Siediti, riposa. ci penso io.

Un giorno privo di luce che vorrei passare raggomitolata dentro un libro che porti altrove i miei pensieri.
Ho i piedi freddi e gli occhi stanchi. Penso che non rinuncerò alla mia passeggiata, sotto l'ombrello e con scarpe capaci di tener fuori l'acqua. Forse. Ho bisogno di stancare il corpo per non sentire la fatica del pensare.
L'inadeguatezza delle mie risposte alle domande di chi mi è accanto è talmente imbarazzante che la fuggo e mi nascondo. Non so come alleggerire i pensieri e lo sguardo della mia mamma, né come risolvere i labirinti intricati di mio padre; non so come riannodare il filo d'oro con mio figlio, che cresce troppo in fretta e che è così fragilmente confuso; non riesco, se non in maniera scostante, a tenere tra le braccia mia figlia in modo che sappia che ci sono sempre e incondizionatamente; non ho le parole e i gesti per accogliere mio marito, le sue fatiche e il suo immenso pensiero.
Non ho risorse nemmeno per tenere in piedi i miei giorni, come posso farlo con quelli di altri?
Non ho risposte, non ho soluzioni. Posso solo esserci, in maniera tanto imperfetta e imprecisa che mi chiedo se non sarebbe preferibile una dignitosa assenza.

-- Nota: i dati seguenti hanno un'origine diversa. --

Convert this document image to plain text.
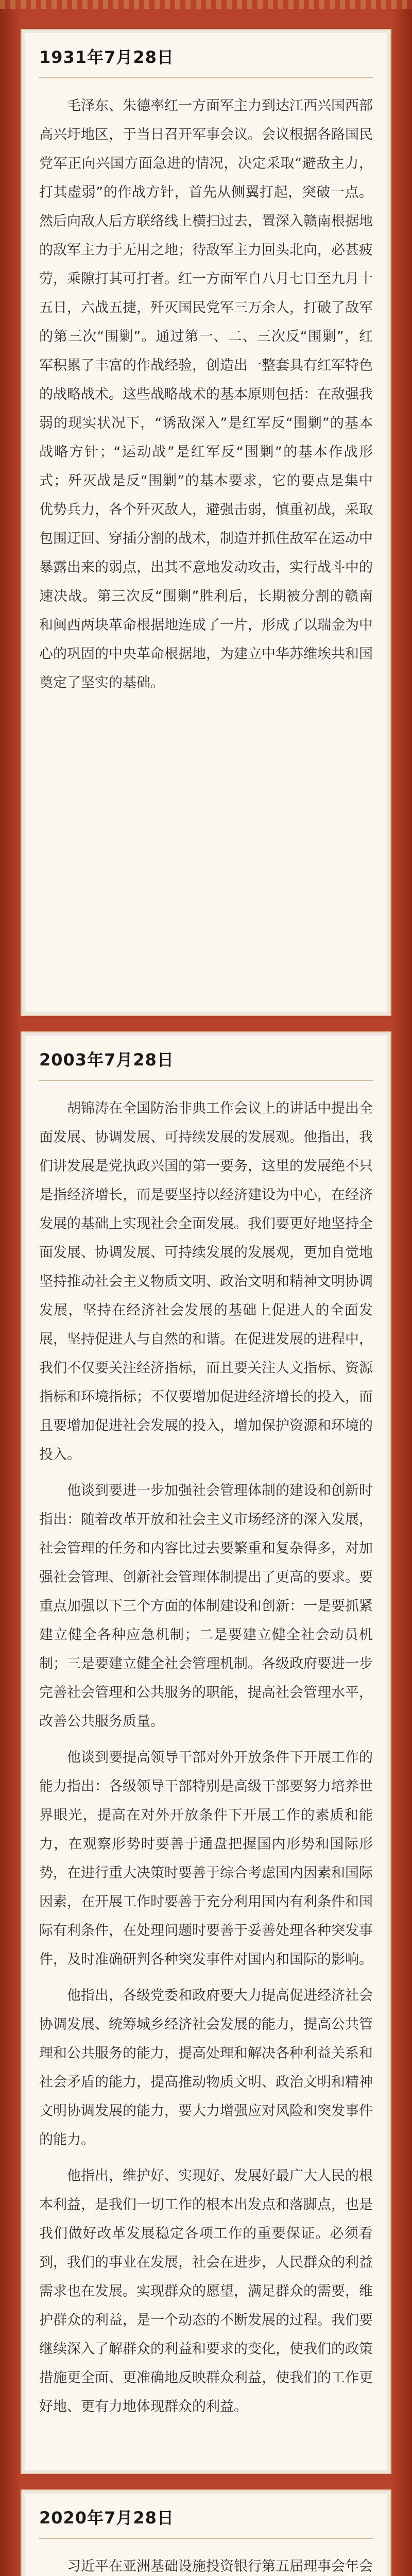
1931年7月28日

毛泽东、朱德率红一方面军主力到达江西兴国西部高兴圩地区，于当日召开军事会议。会议根据各路国民党军正向兴国方面急进的情况，决定采取“避敌主力，打其虚弱”的作战方针，首先从侧翼打起，突破一点。然后向敌人后方联络线上横扫过去，置深入赣南根据地的敌军主力于无用之地；待敌军主力回头北向，必甚疲劳，乘隙打其可打者。红一方面军自八月七日至九月十五日，六战五捷，歼灭国民党军三万余人，打破了敌军的第三次“围剿”。通过第一、二、三次反“围剿”，红军积累了丰富的作战经验，创造出一整套具有红军特色的战略战术。这些战略战术的基本原则包括：在敌强我弱的现实状况下，“诱敌深入”是红军反“围剿”的基本战略方针；“运动战”是红军反“围剿”的基本作战形式；歼灭战是反“围剿”的基本要求，它的要点是集中优势兵力，各个歼灭敌人，避强击弱，慎重初战，采取包围迂回、穿插分割的战术，制造并抓住敌军在运动中暴露出来的弱点，出其不意地发动攻击，实行战斗中的速决战。第三次反“围剿”胜利后，长期被分割的赣南和闽西两块革命根据地连成了一片，形成了以瑞金为中心的巩固的中央革命根据地，为建立中华苏维埃共和国奠定了坚实的基础。

2003年7月28日

胡锦涛在全国防治非典工作会议上的讲话中提出全面发展、协调发展、可持续发展的发展观。他指出，我们讲发展是党执政兴国的第一要务，这里的发展绝不只是指经济增长，而是要坚持以经济建设为中心，在经济发展的基础上实现社会全面发展。我们要更好地坚持全面发展、协调发展、可持续发展的发展观，更加自觉地坚持推动社会主义物质文明、政治文明和精神文明协调发展，坚持在经济社会发展的基础上促进人的全面发展，坚持促进人与自然的和谐。在促进发展的进程中，我们不仅要关注经济指标，而且要关注人文指标、资源指标和环境指标；不仅要增加促进经济增长的投入，而且要增加促进社会发展的投入，增加保护资源和环境的投入。

他谈到要进一步加强社会管理体制的建设和创新时指出：随着改革开放和社会主义市场经济的深入发展，社会管理的任务和内容比过去要繁重和复杂得多，对加强社会管理、创新社会管理体制提出了更高的要求。要重点加强以下三个方面的体制建设和创新：一是要抓紧建立健全各种应急机制；二是要建立健全社会动员机制；三是要建立健全社会管理机制。各级政府要进一步完善社会管理和公共服务的职能，提高社会管理水平，改善公共服务质量。

他谈到要提高领导干部对外开放条件下开展工作的能力指出：各级领导干部特别是高级干部要努力培养世界眼光，提高在对外开放条件下开展工作的素质和能力，在观察形势时要善于通盘把握国内形势和国际形势，在进行重大决策时要善于综合考虑国内因素和国际因素，在开展工作时要善于充分利用国内有利条件和国际有利条件，在处理问题时要善于妥善处理各种突发事件，及时准确研判各种突发事件对国内和国际的影响。

他指出，各级党委和政府要大力提高促进经济社会协调发展、统筹城乡经济社会发展的能力，提高公共管理和公共服务的能力，提高处理和解决各种利益关系和社会矛盾的能力，提高推动物质文明、政治文明和精神文明协调发展的能力，要大力增强应对风险和突发事件的能力。

他指出，维护好、实现好、发展好最广大人民的根本利益，是我们一切工作的根本出发点和落脚点，也是我们做好改革发展稳定各项工作的重要保证。必须看到，我们的事业在发展，社会在进步，人民群众的利益需求也在发展。实现群众的愿望，满足群众的需要，维护群众的利益，是一个动态的不断发展的过程。我们要继续深入了解群众的利益和要求的变化，使我们的政策措施更全面、更准确地反映群众利益，使我们的工作更好地、更有力地体现群众的利益。

2020年7月28日

习近平在亚洲基础设施投资银行第五届理事会年会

Cerco di prendermi cura come posso. Cucino, rassetto, ascolto, racconto, prego; cerco di pronunciare più sì che no. Offro un accudimento dato per scontato, un prendersi cura che è il mio ruolo. Nulla di più.
Vorrei tanto qualcuno che per un po' si prendesse cura di me. Che mi dicesse: siediti, riposa. ci penso io.
Piove. Non dovrei sentirmi così sola proprio mentre piove.